Regina’s 'keep calm' approach leads Saddelites to seventh state championship

Warren Regina players pump themselves up to play in the Division 1 state championship game by singing and dancing before the start of the contest. The Saddlelites beat Howell, 3-2, in extra innings. (Photos by Wright Wilson | Special to Detroit Catholic)

EAST LANSING — It’s moments before the biggest softball game of the season — the state final.

While the opponents are taking infield practice, the team from Warren Regina is behind the third-base dugout, circled up, doing a dance routine to the “Hand Jive.”

“We always cheer and we always dance before the game,” explained team captain Marisa Muglia. “It keeps us loose and it helps us focus on what’s going to happen and gets all the jitters out.”

It works like a charm, if Saturday’s result is any indication. Muglia and her Saddlelite teammates survived a real nail-biter, defeating Howell 3-2 in extra innings to win the Division 1 state softball championship.

“I gotta keep calm,” said Muglia, the winning pitcher. “I can’t get amped up, because once I get amped up, I start over-throwing. It was hard in that last, eighth, inning when they had the runners on second and third. I kept it down and relaxed, and just got the outs I needed.”

With the game into extra innings tied at 2 apiece, Howell threatened by sending runners to second and third in the top half of the eighth. But Muglia bore down and struck out a Highlander batter to cut off the rally.

Junior outfielder Jacqueline Jozefczyk had the big hit for Warren Regina in the state championship game, driving in two runs with a second-inning single.

Batting first in the bottom half of the frame, Muglia reached base with a single. Freshman Jenna Holt came in as a courtesy runner, and when Mia Konyvka bunted her ahead, Holt saw third base open and kept charging ahead, reaching safely.

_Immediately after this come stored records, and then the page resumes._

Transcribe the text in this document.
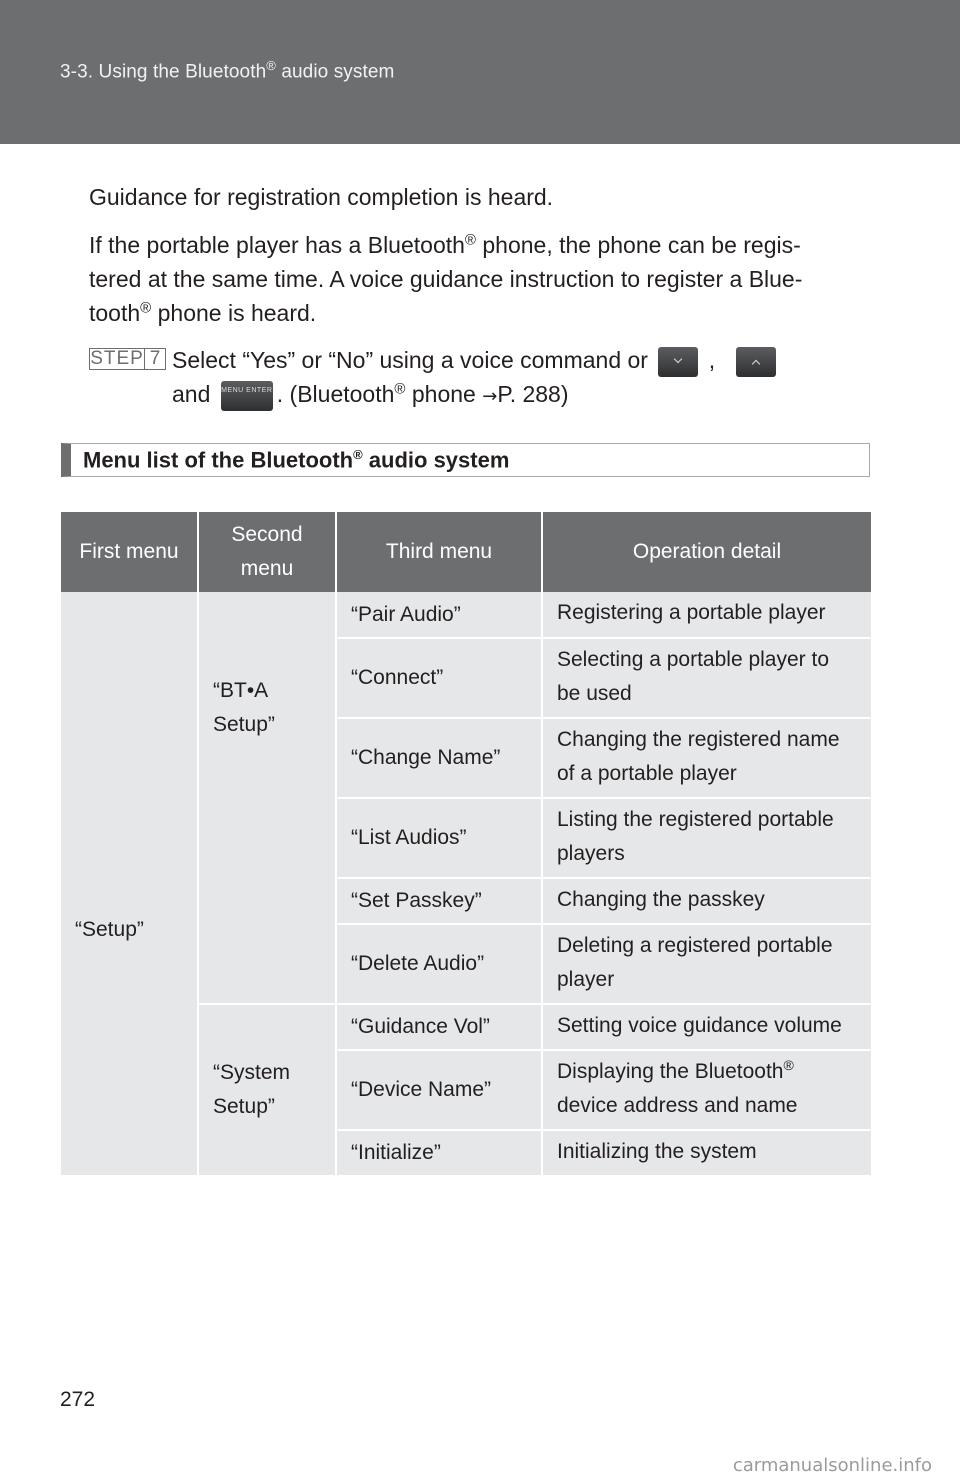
3-3. Using the Bluetooth® audio system
Guidance for registration completion is heard.
If the portable player has a Bluetooth® phone, the phone can be regis-
tered at the same time. A voice guidance instruction to register a Blue-
tooth® phone is heard.
STEP 7 Select “Yes” or “No” using a voice command or	,
and MENU ENTER . (Bluetooth® phone →P. 288)
Menu list of the Bluetooth® audio system
First menu	Second menu	Third menu	Operation detail
“Setup”	“BT•A Setup”	“Pair Audio”	Registering a portable player
		“Connect”	Selecting a portable player to be used
		“Change Name”	Changing the registered name of a portable player
		“List Audios”	Listing the registered portable players
		“Set Passkey”	Changing the passkey
		“Delete Audio”	Deleting a registered portable player
	“System Setup”	“Guidance Vol”	Setting voice guidance volume
		“Device Name”	Displaying the Bluetooth®
device address and name
		“Initialize”	Initializing the system
272
carmanualsonline.info
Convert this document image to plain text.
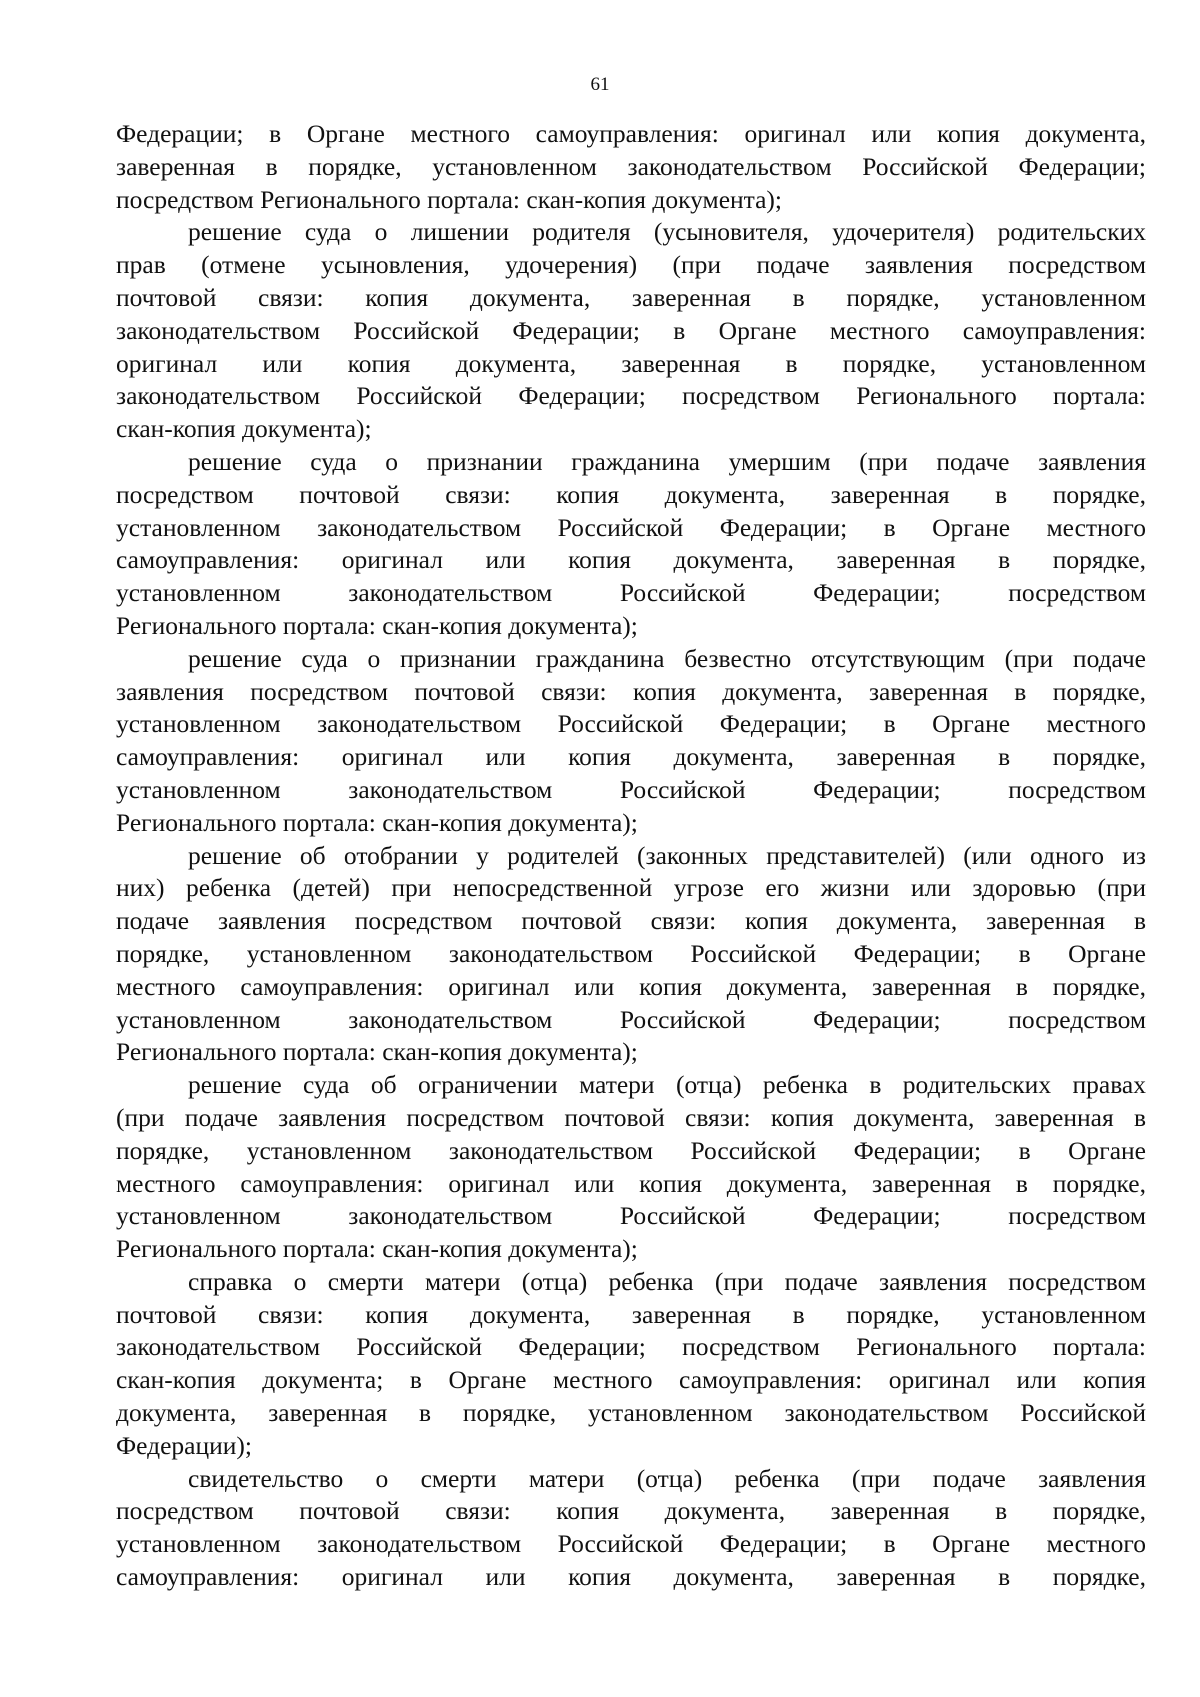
61
Федерации; в Органе местного самоуправления: оригинал или копия документа,
заверенная в порядке, установленном законодательством Российской Федерации;
посредством Регионального портала: скан-копия документа);
решение суда о лишении родителя (усыновителя, удочерителя) родительских
прав (отмене усыновления, удочерения) (при подаче заявления посредством
почтовой связи: копия документа, заверенная в порядке, установленном
законодательством Российской Федерации; в Органе местного самоуправления:
оригинал или копия документа, заверенная в порядке, установленном
законодательством Российской Федерации; посредством Регионального портала:
скан-копия документа);
решение суда о признании гражданина умершим (при подаче заявления
посредством почтовой связи: копия документа, заверенная в порядке,
установленном законодательством Российской Федерации; в Органе местного
самоуправления: оригинал или копия документа, заверенная в порядке,
установленном законодательством Российской Федерации; посредством
Регионального портала: скан-копия документа);
решение суда о признании гражданина безвестно отсутствующим (при подаче
заявления посредством почтовой связи: копия документа, заверенная в порядке,
установленном законодательством Российской Федерации; в Органе местного
самоуправления: оригинал или копия документа, заверенная в порядке,
установленном законодательством Российской Федерации; посредством
Регионального портала: скан-копия документа);
решение об отобрании у родителей (законных представителей) (или одного из
них) ребенка (детей) при непосредственной угрозе его жизни или здоровью (при
подаче заявления посредством почтовой связи: копия документа, заверенная в
порядке, установленном законодательством Российской Федерации; в Органе
местного самоуправления: оригинал или копия документа, заверенная в порядке,
установленном законодательством Российской Федерации; посредством
Регионального портала: скан-копия документа);
решение суда об ограничении матери (отца) ребенка в родительских правах
(при подаче заявления посредством почтовой связи: копия документа, заверенная в
порядке, установленном законодательством Российской Федерации; в Органе
местного самоуправления: оригинал или копия документа, заверенная в порядке,
установленном законодательством Российской Федерации; посредством
Регионального портала: скан-копия документа);
справка о смерти матери (отца) ребенка (при подаче заявления посредством
почтовой связи: копия документа, заверенная в порядке, установленном
законодательством Российской Федерации; посредством Регионального портала:
скан-копия документа; в Органе местного самоуправления: оригинал или копия
документа, заверенная в порядке, установленном законодательством Российской
Федерации);
свидетельство о смерти матери (отца) ребенка (при подаче заявления
посредством почтовой связи: копия документа, заверенная в порядке,
установленном законодательством Российской Федерации; в Органе местного
самоуправления: оригинал или копия документа, заверенная в порядке,
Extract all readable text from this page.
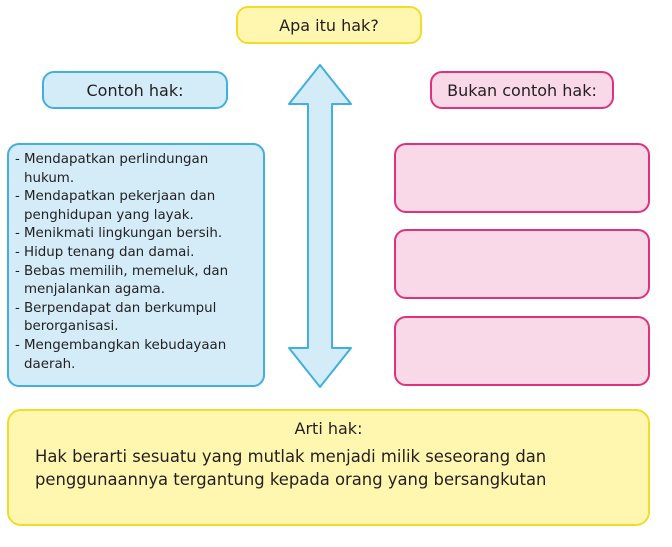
Apa itu hak?
Contoh hak:	Bukan contoh hak:
- Mendapatkan perlindungan
hukum.
- Mendapatkan pekerjaan dan
penghidupan yang layak.
- Menikmati lingkungan bersih.
- Hidup tenang dan damai.
- Bebas memilih, memeluk, dan
menjalankan agama.
- Berpendapat dan berkumpul
berorganisasi.
- Mengembangkan kebudayaan
daerah.
Arti hak:
Hak berarti sesuatu yang mutlak menjadi milik seseorang dan
penggunaannya tergantung kepada orang yang bersangkutan
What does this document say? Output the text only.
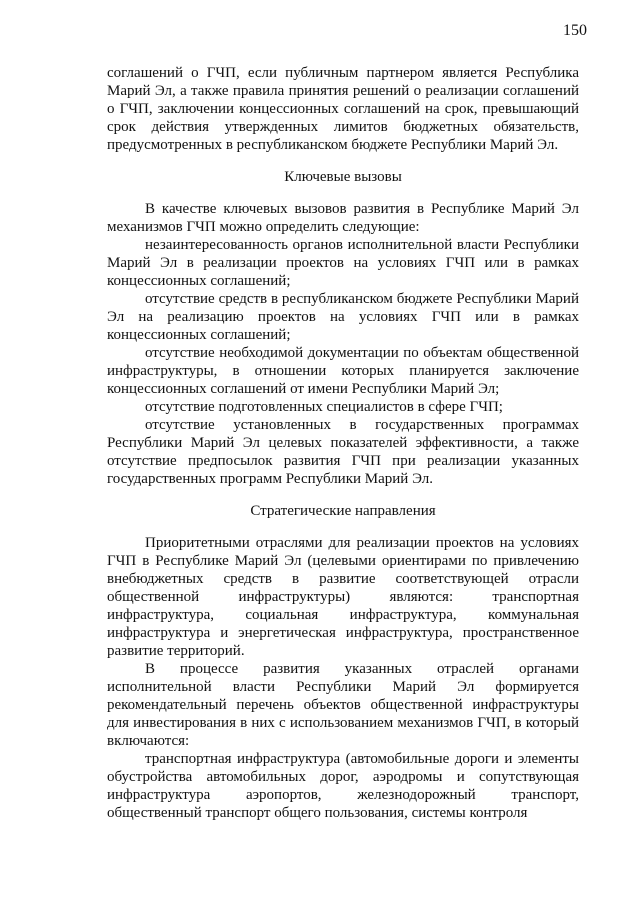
150

соглашений о ГЧП, если публичным партнером является Республика Марий Эл, а также правила принятия решений о реализации соглашений о ГЧП, заключении концессионных соглашений на срок, превышающий срок действия утвержденных лимитов бюджетных обязательств, предусмотренных в республиканском бюджете Республики Марий Эл.

Ключевые вызовы

В качестве ключевых вызовов развития в Республике Марий Эл механизмов ГЧП можно определить следующие:

незаинтересованность органов исполнительной власти Республики Марий Эл в реализации проектов на условиях ГЧП или в рамках концессионных соглашений;

отсутствие средств в республиканском бюджете Республики Марий Эл на реализацию проектов на условиях ГЧП или в рамках концессионных соглашений;

отсутствие необходимой документации по объектам общественной инфраструктуры, в отношении которых планируется заключение концессионных соглашений от имени Республики Марий Эл;

отсутствие подготовленных специалистов в сфере ГЧП;

отсутствие установленных в государственных программах Республики Марий Эл целевых показателей эффективности, а также отсутствие предпосылок развития ГЧП при реализации указанных государственных программ Республики Марий Эл.

Стратегические направления

Приоритетными отраслями для реализации проектов на условиях ГЧП в Республике Марий Эл (целевыми ориентирами по привлечению внебюджетных средств в развитие соответствующей отрасли общественной инфраструктуры) являются: транспортная инфраструктура, социальная инфраструктура, коммунальная инфраструктура и энергетическая инфраструктура, пространственное развитие территорий.

В процессе развития указанных отраслей органами исполнительной власти Республики Марий Эл формируется рекомендательный перечень объектов общественной инфраструктуры для инвестирования в них с использованием механизмов ГЧП, в который включаются:

транспортная инфраструктура (автомобильные дороги и элементы обустройства автомобильных дорог, аэродромы и сопутствующая инфраструктура аэропортов, железнодорожный транспорт, общественный транспорт общего пользования, системы контроля
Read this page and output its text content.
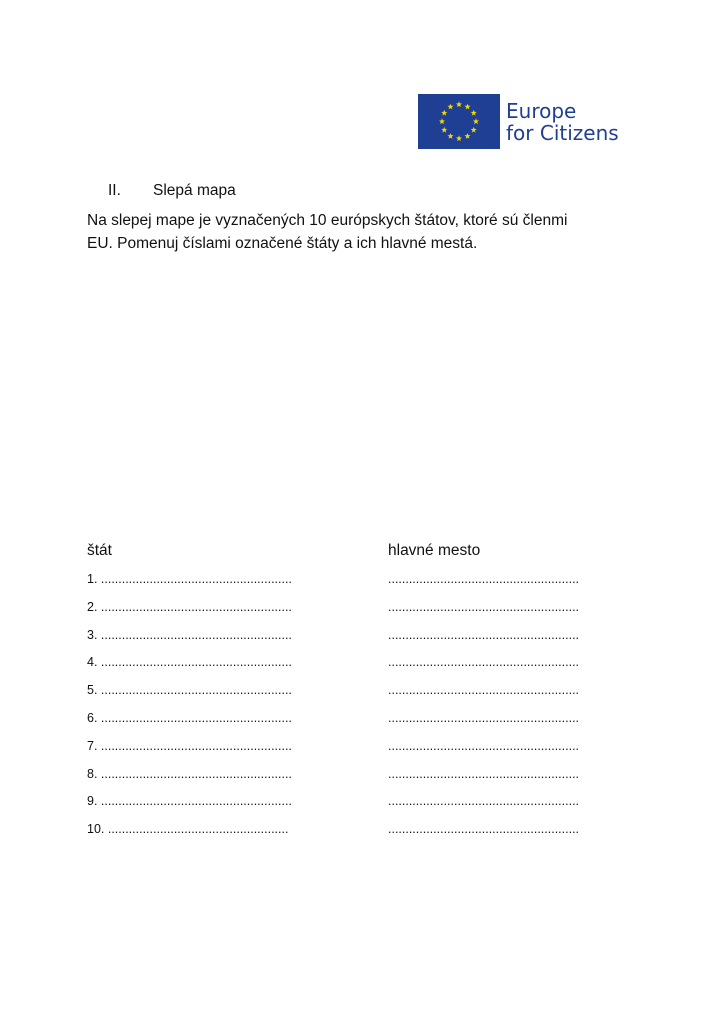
Europe
for Citizens
II. Slepá mapa
Na slepej mape je vyznačených 10 európskych štátov, ktoré sú členmi
EU. Pomenuj číslami označené štáty a ich hlavné mestá.
štát	hlavné mesto
1. .......................................................	.......................................................
2. .......................................................	.......................................................
3. .......................................................	.......................................................
4. .......................................................	.......................................................
5. .......................................................	.......................................................
6. .......................................................	.......................................................
7. .......................................................	.......................................................
8. .......................................................	.......................................................
9. .......................................................	.......................................................
10. ....................................................	.......................................................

Howell tried to counter-act by intentionally walking Abby Hornberger and Kiley Dulapa to load the bases (increasing the chances of getting force outs), but Adriana James hit a tapper back to the mound, which Howell pitcher Molly Carney couldn’t field cleanly, and Holt crossed the plate with the winning run.

“We kind of fell asleep a little bit on a bunt, the runner got to third and we loaded the bases,” Howell coach Ron Pezzoni said. “We got probably a ball we wanted that we probably could have made a play, it tipped off Molly’s glove, and that’s the way the ball bounces sometimes.”

“We just did what we had to do in the one inning. Small ball obviously was what was working in the eighth,” said Muglia, who will continue her softball career at Saginaw Valley State University next season.

Regina (30-11) scored its first two runs in the second inning. With Dulapa, James and Miranda Nichols loading the bases following a fielder’s choice and a pair of walks, Jacquline Jozefczyk punched a solid hit to right field, which drove in Dulapa and James.

Howell (36-4) came back by scoring single runs in the fifth and sixth innings, forcing the game to extend beyond the standard seven innings.

Diane Laffey – the winningest softball coach in Michigan prep history – watches as her Regina team wins its seventh state title Saturday at Michigan State University’s Secchia Field.

Previously, Regina defeated Bay City Western 4-0 in Thursday’s semi-final, which increased pulse rates as well. The game — which was delayed for three hours by rain — was scoreless for the first six innings before the Saddlelites struck for all their runs in their final time at bat.

That rally started in a fashion similar to the championship game.

Muglia (who pitched a complete-game two-hitter) led off the seventh with a single, and Holt came on to run for Muglia. Konyvka laid down a bunt and Holt over-ran second-base, but Bay City Western’s throw was off-target and Holt was able to ramble home with the eventual game-winner. 

Regina added more runs when Miranda Nicholas singled home James and Hornberger, and she scored on Jozefczyk’s single.

Diane Laffey — the state’s all-time winningest softball coach with 1,149 victories — has now led the Saddlelites to a victory all seven times they’ve played in the state final. Their other wins came in 2015, 2004-07 and 1989.

Warren Regina players and coaches receive their state championship trophy after beating Howell, 3-2, in extra innings Saturday at Michigan State University’s Secchia Field.

“I was a little nervous when they told me that the other day that we hadn’t lost once we went to the finals,” Laffey said. “That was a little scary.”

But if Laffey ever needs to calm those nerves, she probably knows what to do: brush up on the “Hand Jive” and jump into the circle with the rest of the players.

“They’re a super bunch of kids, they’re resilient; they battle back, they get along really well,” Laffey said. “The team chemistry’s outstanding, just outstanding. Seniors could resent freshmen but they don’t. They’ve been really good, it’s a fun team.”